Team FYC: Cameron Diaz for Best Supporting Actress
[Editor's Note: The FYC series brings together all Film Experience contributors to highlight our favorite fringe Oscar contenders. Jose Solis asks you to reconsider Cameron Diaz's supporting performance in The Counselor.]
It’s not only her scenery chewing, her car-fucking skills, her ability to pull off excess jewelry and animal print or the lustful-yet-motherly way in which she looks at her pet cheetahs. It's her commitment to this insanity that makes Cameron Diaz brilliant in The Counselor. Playing the heartless envoy from hell, Malkina, she creates one of the most compelling visions of evil contemporary cinema has given us. Because her evil seems to have roots in a horrifying childhood (her parents were thrown out of a helicopter!) she escapes the burden of just being a universal symbol of cruelty (a la Javier Bardem in No Country for Old Men). She even shows us a glimpse of what might be underlying human qualities underneath her faux-bronzed skin when she shows envy and certain disappointment at not being able to love the way her friend Laura (Pé) does. Diaz delivers Cormac McCarthy’s senselessly beautiful lines with such passion and purpose that we can’t help but pretend we know what on Earth she’s going on about or why anything is in this movie.

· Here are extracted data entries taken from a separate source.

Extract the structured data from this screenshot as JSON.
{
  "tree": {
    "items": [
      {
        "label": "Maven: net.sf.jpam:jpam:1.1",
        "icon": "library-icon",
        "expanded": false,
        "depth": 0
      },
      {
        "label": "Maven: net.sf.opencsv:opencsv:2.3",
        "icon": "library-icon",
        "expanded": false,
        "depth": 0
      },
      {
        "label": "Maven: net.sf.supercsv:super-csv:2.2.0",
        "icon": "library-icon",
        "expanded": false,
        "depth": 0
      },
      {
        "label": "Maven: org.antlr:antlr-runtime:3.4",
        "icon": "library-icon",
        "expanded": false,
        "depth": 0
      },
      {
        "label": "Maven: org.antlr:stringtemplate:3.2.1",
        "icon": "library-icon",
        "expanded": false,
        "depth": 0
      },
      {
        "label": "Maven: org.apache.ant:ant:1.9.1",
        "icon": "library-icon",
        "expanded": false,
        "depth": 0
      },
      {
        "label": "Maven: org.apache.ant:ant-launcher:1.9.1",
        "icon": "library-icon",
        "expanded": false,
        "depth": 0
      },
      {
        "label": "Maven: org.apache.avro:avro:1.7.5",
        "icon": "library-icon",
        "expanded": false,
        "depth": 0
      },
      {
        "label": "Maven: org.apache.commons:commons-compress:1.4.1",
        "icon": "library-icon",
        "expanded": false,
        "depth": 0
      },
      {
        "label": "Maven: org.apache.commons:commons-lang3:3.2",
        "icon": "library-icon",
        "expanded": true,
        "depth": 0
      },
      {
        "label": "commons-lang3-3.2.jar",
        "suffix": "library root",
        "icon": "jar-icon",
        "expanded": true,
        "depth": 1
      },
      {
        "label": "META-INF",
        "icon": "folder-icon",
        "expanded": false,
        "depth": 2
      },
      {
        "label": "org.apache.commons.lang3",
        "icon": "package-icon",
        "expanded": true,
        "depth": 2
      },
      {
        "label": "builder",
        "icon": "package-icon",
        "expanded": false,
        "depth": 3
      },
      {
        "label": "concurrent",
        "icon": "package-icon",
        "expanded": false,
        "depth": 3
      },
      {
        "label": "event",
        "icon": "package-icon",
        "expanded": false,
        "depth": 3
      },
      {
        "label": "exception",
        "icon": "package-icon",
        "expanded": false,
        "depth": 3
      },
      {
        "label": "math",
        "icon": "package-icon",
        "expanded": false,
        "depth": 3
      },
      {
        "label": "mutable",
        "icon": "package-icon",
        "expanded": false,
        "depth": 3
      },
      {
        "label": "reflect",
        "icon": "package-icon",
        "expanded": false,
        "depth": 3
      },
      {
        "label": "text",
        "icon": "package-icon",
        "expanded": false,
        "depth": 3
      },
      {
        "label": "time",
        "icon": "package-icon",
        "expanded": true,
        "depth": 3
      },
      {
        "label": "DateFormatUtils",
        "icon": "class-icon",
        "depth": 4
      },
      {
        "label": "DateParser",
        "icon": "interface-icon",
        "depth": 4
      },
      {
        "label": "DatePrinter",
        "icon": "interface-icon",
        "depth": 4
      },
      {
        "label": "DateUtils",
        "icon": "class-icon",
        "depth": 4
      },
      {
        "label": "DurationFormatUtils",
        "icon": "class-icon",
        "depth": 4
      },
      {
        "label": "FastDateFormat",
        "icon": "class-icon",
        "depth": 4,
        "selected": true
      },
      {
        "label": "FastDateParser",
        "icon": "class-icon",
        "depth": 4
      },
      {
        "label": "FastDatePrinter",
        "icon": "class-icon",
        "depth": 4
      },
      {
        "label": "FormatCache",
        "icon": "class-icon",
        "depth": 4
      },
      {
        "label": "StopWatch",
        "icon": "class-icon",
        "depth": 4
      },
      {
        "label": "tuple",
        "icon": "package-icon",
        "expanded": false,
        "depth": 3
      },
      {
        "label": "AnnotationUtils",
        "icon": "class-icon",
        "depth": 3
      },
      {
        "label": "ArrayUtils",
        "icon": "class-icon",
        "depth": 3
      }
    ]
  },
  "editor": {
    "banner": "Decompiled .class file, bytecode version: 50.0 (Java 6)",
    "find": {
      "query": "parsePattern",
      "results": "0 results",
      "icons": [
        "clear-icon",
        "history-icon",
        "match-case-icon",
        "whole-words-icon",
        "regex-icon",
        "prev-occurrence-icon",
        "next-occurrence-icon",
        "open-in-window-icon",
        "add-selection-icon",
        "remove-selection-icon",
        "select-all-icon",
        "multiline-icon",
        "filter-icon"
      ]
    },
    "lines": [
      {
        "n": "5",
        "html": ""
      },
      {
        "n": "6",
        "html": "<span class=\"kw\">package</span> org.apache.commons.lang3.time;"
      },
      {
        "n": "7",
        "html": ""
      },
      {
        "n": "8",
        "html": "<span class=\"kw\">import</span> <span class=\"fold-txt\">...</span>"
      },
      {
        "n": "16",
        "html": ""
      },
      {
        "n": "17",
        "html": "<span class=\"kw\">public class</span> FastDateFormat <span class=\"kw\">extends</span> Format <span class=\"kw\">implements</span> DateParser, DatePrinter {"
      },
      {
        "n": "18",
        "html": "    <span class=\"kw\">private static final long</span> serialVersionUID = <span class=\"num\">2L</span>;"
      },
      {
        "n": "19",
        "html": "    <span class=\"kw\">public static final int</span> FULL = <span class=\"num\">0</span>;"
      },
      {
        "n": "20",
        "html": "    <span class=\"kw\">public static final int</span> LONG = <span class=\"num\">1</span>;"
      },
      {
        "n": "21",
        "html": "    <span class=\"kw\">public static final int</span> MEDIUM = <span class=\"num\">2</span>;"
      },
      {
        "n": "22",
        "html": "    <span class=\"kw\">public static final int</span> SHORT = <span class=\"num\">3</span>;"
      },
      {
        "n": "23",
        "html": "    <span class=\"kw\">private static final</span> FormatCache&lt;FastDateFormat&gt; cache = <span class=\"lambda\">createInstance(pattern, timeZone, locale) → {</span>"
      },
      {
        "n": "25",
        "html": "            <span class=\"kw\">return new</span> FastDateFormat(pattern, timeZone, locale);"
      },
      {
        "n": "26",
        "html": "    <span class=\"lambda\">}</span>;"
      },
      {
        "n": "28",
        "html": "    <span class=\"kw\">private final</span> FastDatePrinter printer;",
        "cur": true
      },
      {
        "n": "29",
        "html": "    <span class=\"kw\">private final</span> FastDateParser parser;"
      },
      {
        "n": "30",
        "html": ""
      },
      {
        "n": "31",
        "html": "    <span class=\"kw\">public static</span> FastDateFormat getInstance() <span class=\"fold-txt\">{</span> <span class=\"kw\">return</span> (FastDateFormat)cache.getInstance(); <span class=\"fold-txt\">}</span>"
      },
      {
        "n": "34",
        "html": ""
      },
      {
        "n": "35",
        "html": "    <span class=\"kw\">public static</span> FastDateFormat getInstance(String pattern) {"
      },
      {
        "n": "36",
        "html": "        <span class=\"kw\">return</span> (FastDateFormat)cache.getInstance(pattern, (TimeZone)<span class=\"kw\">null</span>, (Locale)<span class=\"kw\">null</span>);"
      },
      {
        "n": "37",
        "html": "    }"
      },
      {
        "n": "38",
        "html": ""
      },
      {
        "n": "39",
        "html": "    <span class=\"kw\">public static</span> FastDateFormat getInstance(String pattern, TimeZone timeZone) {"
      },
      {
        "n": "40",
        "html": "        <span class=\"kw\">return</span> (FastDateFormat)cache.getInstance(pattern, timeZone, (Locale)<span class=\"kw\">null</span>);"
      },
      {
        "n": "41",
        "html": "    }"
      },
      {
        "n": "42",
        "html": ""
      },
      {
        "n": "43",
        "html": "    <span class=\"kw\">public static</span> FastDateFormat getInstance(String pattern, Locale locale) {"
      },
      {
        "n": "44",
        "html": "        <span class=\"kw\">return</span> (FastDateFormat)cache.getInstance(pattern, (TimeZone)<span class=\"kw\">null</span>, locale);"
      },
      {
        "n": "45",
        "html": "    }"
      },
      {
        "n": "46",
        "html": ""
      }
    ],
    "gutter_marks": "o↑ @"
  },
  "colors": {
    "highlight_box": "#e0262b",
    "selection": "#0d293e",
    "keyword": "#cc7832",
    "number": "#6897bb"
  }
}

The film was trashed by both critics and audiences; they failed to see beyond the movie's failure as a thriller and recognize that this is experimental film of the highest order, with references to American literature, Italian excess cinema and one of the most chilling reinterpretations of a Tennessee Williams scene I’ve seen. The Counselor is post-noir cinema. The best way I've found to explain why I loved Diaz was to compare the film to classic noir and suggest that if The Counselor had been made in the 1940’s, Malkina would have been played by Gloria Grahame. Like that Oscar winning actress, Diaz is the kind of “dame” who would make us kill for her and then slit our throats when we came back looking for the reward she promised us.